Surproduction, concurrence acharnée et, désormais, risques sanitaires... La pléthorique programmation alternative du «in», qui repose en temps normal sur un précaire modèle économique, s’annonce particulièrement rude cet été pour les compagnies théâtrales.
Pablo Chevalier se prépare psychologiquement à partir à Avignon : «J’ai peur… même si j’adore cette adrénaline. Ça fait plus d’un an qu’on n’a pas joué devant un public, ça va être un baptême du feu.» L’utilisation du jargon militaire pourrait paraître excessive. Elle l’est moins quand on sait que ce comédien de 30 ans, qui pendant l’année scolaire est aussi surveillant à mi-temps, va devoir enchaîner trois spectacles par jour du 7 au 31 juillet. Sarraute le matin, Ionesco l’après-midi et Camus le soir. Rien que ça. Et il est loin d’être le seul à jouer à ce rythme industriel. «On dit qu’Avignon est un cimetière de compagnies et ce n’est pas totalement faux, regrette Thomas Le Douarec, metteur en scène qui joue au festival off depuis trente ans. Certains déboursent des sommes colossales, font des prêts et finissent endettés. Mais c’est aussi le seul endroit en France où on peut se faire un nom en partant de rien.»

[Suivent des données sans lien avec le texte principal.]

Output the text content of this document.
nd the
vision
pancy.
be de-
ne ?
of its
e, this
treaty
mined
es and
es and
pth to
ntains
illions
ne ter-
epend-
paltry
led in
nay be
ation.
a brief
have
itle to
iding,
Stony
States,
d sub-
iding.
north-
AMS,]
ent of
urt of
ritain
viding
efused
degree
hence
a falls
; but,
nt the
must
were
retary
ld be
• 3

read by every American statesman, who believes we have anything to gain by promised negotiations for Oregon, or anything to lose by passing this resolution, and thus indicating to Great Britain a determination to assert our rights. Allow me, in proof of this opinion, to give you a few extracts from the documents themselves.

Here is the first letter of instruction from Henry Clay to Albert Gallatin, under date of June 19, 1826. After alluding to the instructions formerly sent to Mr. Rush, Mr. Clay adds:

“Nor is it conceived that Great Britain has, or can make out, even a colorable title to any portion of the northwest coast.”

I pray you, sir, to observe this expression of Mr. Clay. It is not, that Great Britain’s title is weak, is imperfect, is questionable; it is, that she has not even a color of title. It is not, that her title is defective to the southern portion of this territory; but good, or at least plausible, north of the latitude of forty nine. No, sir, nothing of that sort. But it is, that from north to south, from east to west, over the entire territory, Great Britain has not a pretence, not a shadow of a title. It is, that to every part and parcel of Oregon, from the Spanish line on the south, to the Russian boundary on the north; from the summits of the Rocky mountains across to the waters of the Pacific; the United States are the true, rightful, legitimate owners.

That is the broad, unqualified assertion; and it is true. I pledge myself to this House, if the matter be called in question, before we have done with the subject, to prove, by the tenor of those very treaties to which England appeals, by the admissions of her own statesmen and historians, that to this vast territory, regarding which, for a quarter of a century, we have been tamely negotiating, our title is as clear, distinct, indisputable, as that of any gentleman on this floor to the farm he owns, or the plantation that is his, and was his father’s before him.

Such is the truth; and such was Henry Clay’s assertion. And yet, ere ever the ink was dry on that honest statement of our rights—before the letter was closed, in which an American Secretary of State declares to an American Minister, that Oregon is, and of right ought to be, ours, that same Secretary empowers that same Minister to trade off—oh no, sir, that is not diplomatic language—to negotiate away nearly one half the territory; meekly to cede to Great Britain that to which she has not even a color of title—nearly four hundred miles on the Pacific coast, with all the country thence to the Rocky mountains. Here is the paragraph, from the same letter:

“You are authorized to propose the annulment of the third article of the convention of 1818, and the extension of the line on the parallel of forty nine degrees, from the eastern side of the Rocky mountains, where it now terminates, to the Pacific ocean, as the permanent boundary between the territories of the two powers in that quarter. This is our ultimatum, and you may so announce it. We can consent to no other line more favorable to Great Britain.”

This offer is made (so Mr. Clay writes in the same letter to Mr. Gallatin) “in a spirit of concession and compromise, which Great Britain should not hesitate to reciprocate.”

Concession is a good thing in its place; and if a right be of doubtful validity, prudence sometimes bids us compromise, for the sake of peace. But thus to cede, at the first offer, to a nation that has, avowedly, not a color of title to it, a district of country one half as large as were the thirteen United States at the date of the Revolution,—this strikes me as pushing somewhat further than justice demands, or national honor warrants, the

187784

Pour une compagnie émergente ou confirmée, se produire au «off» d’Avignon est toujours une gageure. Cette année, c’est presque kamikaze. En raison de la crise sanitaire, les compagnies jouent encore plus gros. Si un comédien est malade ou cas contact, «nous perdons plus ou moins 1 000 euros par jour selon la fréquentation du spectacle, confie un metteur en scène. On ne pourrait pas se relever d’une telle perte sauf à la renflouer de nos poches». Alors certes, les établissements semblent recourir davantage qu’en 2019 à des contrats de coréalisation, partageant avec les artistes le risque de faire salle vide (la compagnie ne paie pas de location mais divise les recettes de la billetterie), mais les bouées de sauvetage mises en place dans le off après une année de mise à l’arrêt, sont plus qu’éparses. Malgré ça les chiffres de l’édition 2021 de cette énorme foire du théâtre, concentrant tous les problèmes de surproduction du secteur, restent délirants : 1 070 spectacles (500 de moins qu’en 2019) dans une centaine de lieux de la ville. 1 070 spectacles, dont...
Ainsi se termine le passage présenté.